I got this. Here's your answer, but I feel that it got a little off-track somehow:
The kid needs to walk up to a guard and exercise some personal responsibility (bootstraps) by announcing his decision to return to Mexico (virtue signaling). Once the guard inexplicably lets him out on a whim, the kid can head south - avoiding the Starbucks and the sinful temptation of avocado toast, which has ruined so many young lives. God will watch over this kid, providing both trials and resources (prosperity gospel). The kid can then join up with one of the many caravans of American citizens headed south of the border for medical care (The American healthcare model being a good example of jam tomorrow). Once in Mexico, the youth's exemplary moral character and fortitude will be showcased as he overcomes every challenge - drugs, gangs, and pirates. After twenty years of adventure in Mexico, the youth is now a manly man in his thirties - the same age that Jesus was when Jesus began preaching.

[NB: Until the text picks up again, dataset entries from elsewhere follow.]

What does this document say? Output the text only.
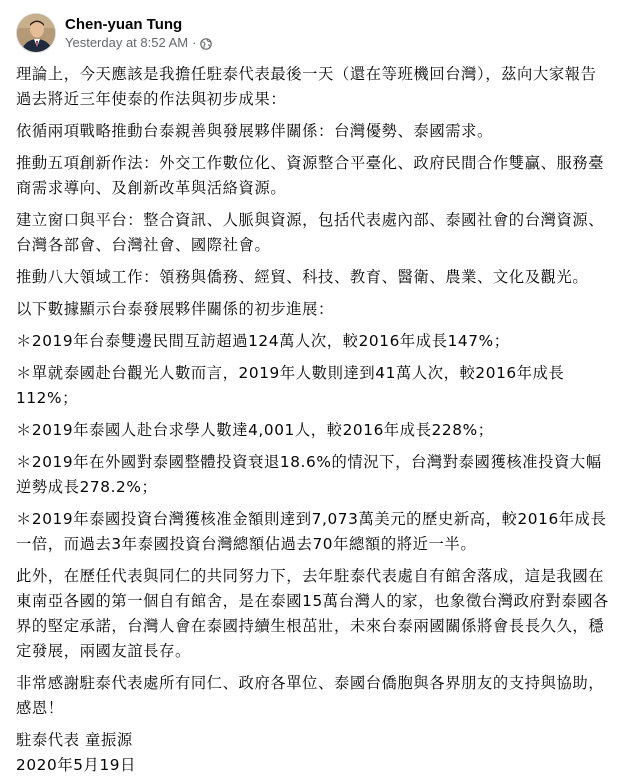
Chen-yuan Tung
Yesterday at 8:52 AM ·

理論上，今天應該是我擔任駐泰代表最後一天（還在等班機回台灣），茲向大家報告過去將近三年使泰的作法與初步成果：

依循兩項戰略推動台泰親善與發展夥伴關係：台灣優勢、泰國需求。

推動五項創新作法：外交工作數位化、資源整合平臺化、政府民間合作雙贏、服務臺商需求導向、及創新改革與活絡資源。

建立窗口與平台：整合資訊、人脈與資源，包括代表處內部、泰國社會的台灣資源、台灣各部會、台灣社會、國際社會。

推動八大領域工作：領務與僑務、經貿、科技、教育、醫衛、農業、文化及觀光。

以下數據顯示台泰發展夥伴關係的初步進展：

＊2019年台泰雙邊民間互訪超過124萬人次，較2016年成長147%；

＊單就泰國赴台觀光人數而言，2019年人數則達到41萬人次，較2016年成長112%；

＊2019年泰國人赴台求學人數達4,001人，較2016年成長228%；

＊2019年在外國對泰國整體投資衰退18.6%的情況下，台灣對泰國獲核准投資大幅逆勢成長278.2%；

＊2019年泰國投資台灣獲核准金額則達到7,073萬美元的歷史新高，較2016年成長一倍，而過去3年泰國投資台灣總額佔過去70年總額的將近一半。

此外，在歷任代表與同仁的共同努力下，去年駐泰代表處自有館舍落成，這是我國在東南亞各國的第一個自有館舍，是在泰國15萬台灣人的家，也象徵台灣政府對泰國各界的堅定承諾，台灣人會在泰國持續生根茁壯，未來台泰兩國關係將會長長久久，穩定發展，兩國友誼長存。

非常感謝駐泰代表處所有同仁、政府各單位、泰國台僑胞與各界朋友的支持與協助，感恩！

駐泰代表 童振源

2020年5月19日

Unknown to him, his parents have settled into a nearby Mexican town, and the now-successful son is tearfully reunited with his aged parents. It's an ~American~ success story. See? Everything works out for the best. Never mind the legion of villains in the background.
These sorts of fairy tales have their place and their popularity. I feel like I wrote a bestselling novel just now. Who knew that it was just this easy?